Quali sono le maggiori difficoltà riscontrate a Londra fino ad ora? Londra è una città molto tollerante, estremamente efficiente, ma la lingua, nonostante una buonissima base, è stato per me l’ostacolo maggiore. Ho fatto una prima esperienza di lavoro con un tirocinio non pagato in un negozio di arredamento in cui ho dovuto da subito relazionarmi con i clienti sia di persona ma soprattutto al telefono, la cosa più difficile per uno straniero, data la molteplicità di accenti e la rapidità del parlato. Per chi parte da solo anche la questione casa può non essere banale, e mi sento di dire di fare molta attenzione a questo aspetto, perché è quello economicamente più determinante.

Perché ti sei rivolto a CV&Coffee? L’impostazione del CV inglese è molto diversa da quella italiana e data la concorrenza spietata e la difficoltà nell’entrare nel settore per me era indispensabile avere un CV impeccabile, soprattutto per valorizzare le mie esperienze e non dover ripartire da zero.

Quali sono i principali cambiamenti che hai notato sul tuo CV? Innanzitutto l’aggiunta degli Achievements, che io ignoravo ma che sono ESSENZIALI per la cultura del lavoro inglese molto più orientata ai risultati.
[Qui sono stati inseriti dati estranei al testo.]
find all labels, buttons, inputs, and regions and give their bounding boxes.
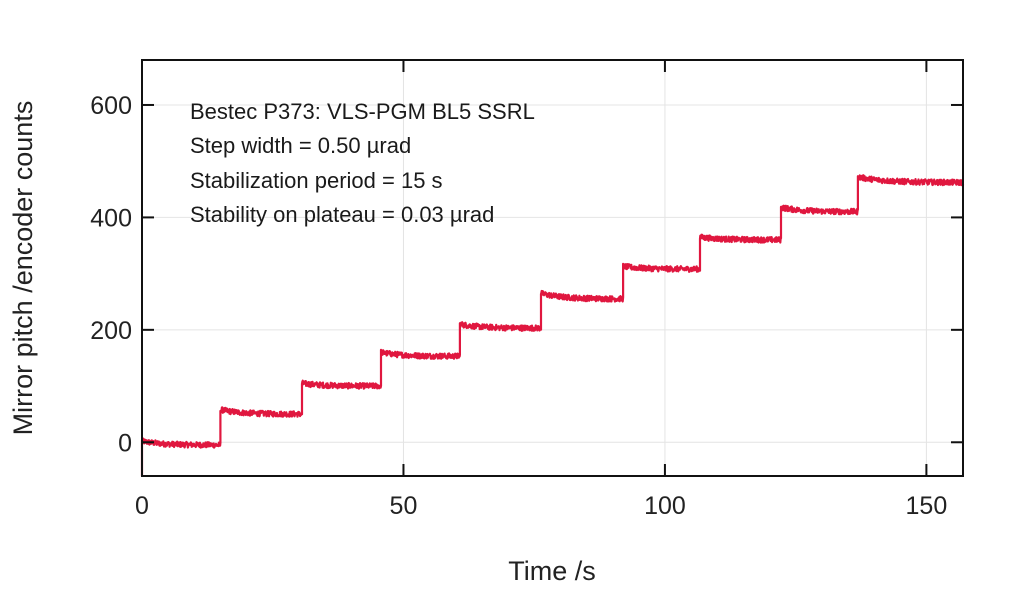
y-tick-label: 600 — [90, 92, 132, 120]
x-tick-label: 100 — [644, 492, 686, 520]
y-tick-label: 200 — [90, 317, 132, 345]
x-axis-label: Time /s — [508, 556, 596, 586]
y-axis-label: Mirror pitch /encoder counts — [8, 101, 38, 436]
y-tick-label: 0 — [118, 429, 132, 457]
series-mirror-pitch — [140, 174, 965, 476]
grid — [141, 60, 963, 476]
x-tick-labels: 0 50 100 150 — [135, 492, 947, 520]
series-line — [140, 174, 965, 476]
y-tick-label: 400 — [90, 204, 132, 232]
x-tick-label: 50 — [390, 492, 418, 520]
plot-frame — [141, 59, 964, 477]
annotation-box: Bestec P373: VLS-PGM BL5 SSRL Step width… — [190, 99, 535, 227]
annotation-stability: Stability on plateau = 0.03 µrad — [190, 202, 494, 227]
x-tick-label: 0 — [135, 492, 149, 520]
ticks — [141, 60, 963, 476]
x-tick-label: 150 — [906, 492, 948, 520]
y-tick-labels: 0 200 400 600 — [90, 92, 132, 457]
annotation-title: Bestec P373: VLS-PGM BL5 SSRL — [190, 99, 535, 124]
annotation-stabilization-period: Stabilization period = 15 s — [190, 168, 443, 193]
annotation-step-width: Step width = 0.50 µrad — [190, 133, 411, 158]
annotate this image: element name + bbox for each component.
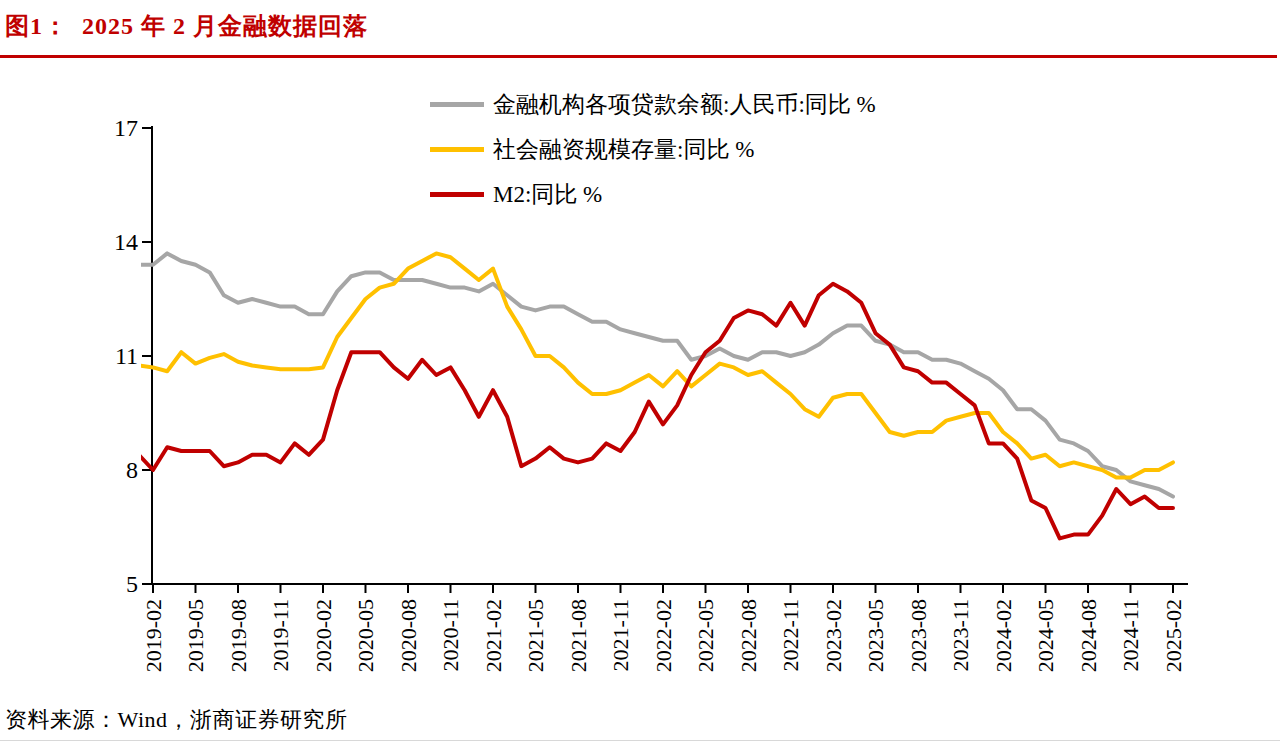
x-tick-label: 2020-02 [311,599,336,672]
x-tick-label: 2022-11 [778,599,803,672]
y-tick-label: 17 [114,115,138,141]
x-tick-label: 2025-02 [1161,599,1186,672]
legend: 金融机构各项贷款余额:人民币:同比 % 社会融资规模存量:同比 % M2:同比 … [430,82,876,217]
x-tick-label: 2024-08 [1076,599,1101,672]
y-tick-label: 11 [115,343,138,369]
x-tick-label: 2019-08 [226,599,251,672]
x-tick-label: 2020-05 [353,599,378,672]
x-tick-label: 2023-05 [863,599,888,672]
x-tick-label: 2019-02 [141,599,166,672]
legend-swatch-tsf-line [430,147,484,152]
y-tick-label: 5 [126,571,138,597]
y-tick-label: 14 [114,229,138,255]
x-tick-label: 2021-02 [481,599,506,672]
x-tick-label: 2024-05 [1033,599,1058,672]
x-tick-label: 2023-02 [821,599,846,672]
x-tick-label: 2021-05 [523,599,548,672]
x-tick-label: 2022-02 [651,599,676,672]
figure-page: 图1： 2025 年 2 月金融数据回落 171411852019-022019… [0,0,1280,746]
x-tick-label: 2020-11 [438,599,463,672]
bottom-hairline-rule [0,740,1280,741]
x-tick-label: 2019-05 [183,599,208,672]
legend-label-m2: M2:同比 % [493,179,602,210]
source-attribution: 资料来源：Wind，浙商证券研究所 [5,705,348,735]
x-tick-label: 2024-11 [1118,599,1143,672]
legend-label-tsf: 社会融资规模存量:同比 % [493,134,754,165]
x-tick-label: 2023-08 [906,599,931,672]
x-tick-label: 2021-08 [566,599,591,672]
legend-swatch-m2-line [430,192,484,197]
x-tick-label: 2022-08 [736,599,761,672]
x-tick-label: 2022-05 [693,599,718,672]
x-tick-label: 2020-08 [396,599,421,672]
series-lines [139,253,1173,538]
legend-label-loans: 金融机构各项贷款余额:人民币:同比 % [493,89,876,120]
x-tick-label: 2021-11 [608,599,633,672]
legend-item-m2: M2:同比 % [430,172,876,217]
legend-item-loans: 金融机构各项贷款余额:人民币:同比 % [430,82,876,127]
x-tick-label: 2019-11 [268,599,293,672]
legend-swatch-loans-line [430,102,484,107]
y-tick-label: 8 [126,457,138,483]
legend-item-tsf: 社会融资规模存量:同比 % [430,127,876,172]
x-tick-label: 2023-11 [948,599,973,672]
x-tick-label: 2024-02 [991,599,1016,672]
Poi la chiarezza espositiva e l’enfasi giusta all’esperienza e alle skills in mio possesso.

Quali risultati hai notato dopo aver fatto il CV con CV&Coffee?  Ho cominciato a ricevere chiamate dai recruiters del mio settore e sono riuscita ad avere nuovi contatti. Questo mi ha dato modo di capire come e dove cercare, quali skills mettere in evidenza e sostanzialmente come impostare una ricerca più produttiva.

Consiglieresti a un tuo amico di rivolgersi a CV&Coffee? Assolutamente, non solo per il CV in sé, ma per tutti i consigli riguardanti il job seeking. Ringrazio moltissimo Teresa, che oltre a darmi ottimi suggerimenti pratici per la ricerca, mi ha dato anche tanta motivazione nel continuare a cercare lavoro in un settore in cui per vari fattori è difficilissimo entrare.

Qualche consiglio agli italiani che sono in partenza per Londra e cercano lavoro nella capitale inglese? Qualcosa che credi non possa mancare nella ricerca lavoro? Partire con tanto entusiasmo, determinazione e soprattutto consapevoli che sarà dura. Si leggono tante cose, ma ognuno ha la sua esperienza che a volte è molto determinata anche dalla fortuna e da variabili non calcolabili. Ci sono molte più opportunità ma c’è molta più competizione, quindi ci vuole umiltà e voglia di volersi spendere e dimostrare quello che si sa e che si vuole fare, ma trasmettendo sempre sicurezza e consapevolezza di sé stessi. Prima o poi ognuno trova la sua strada ma bisogna crederci e continuare a cercarla.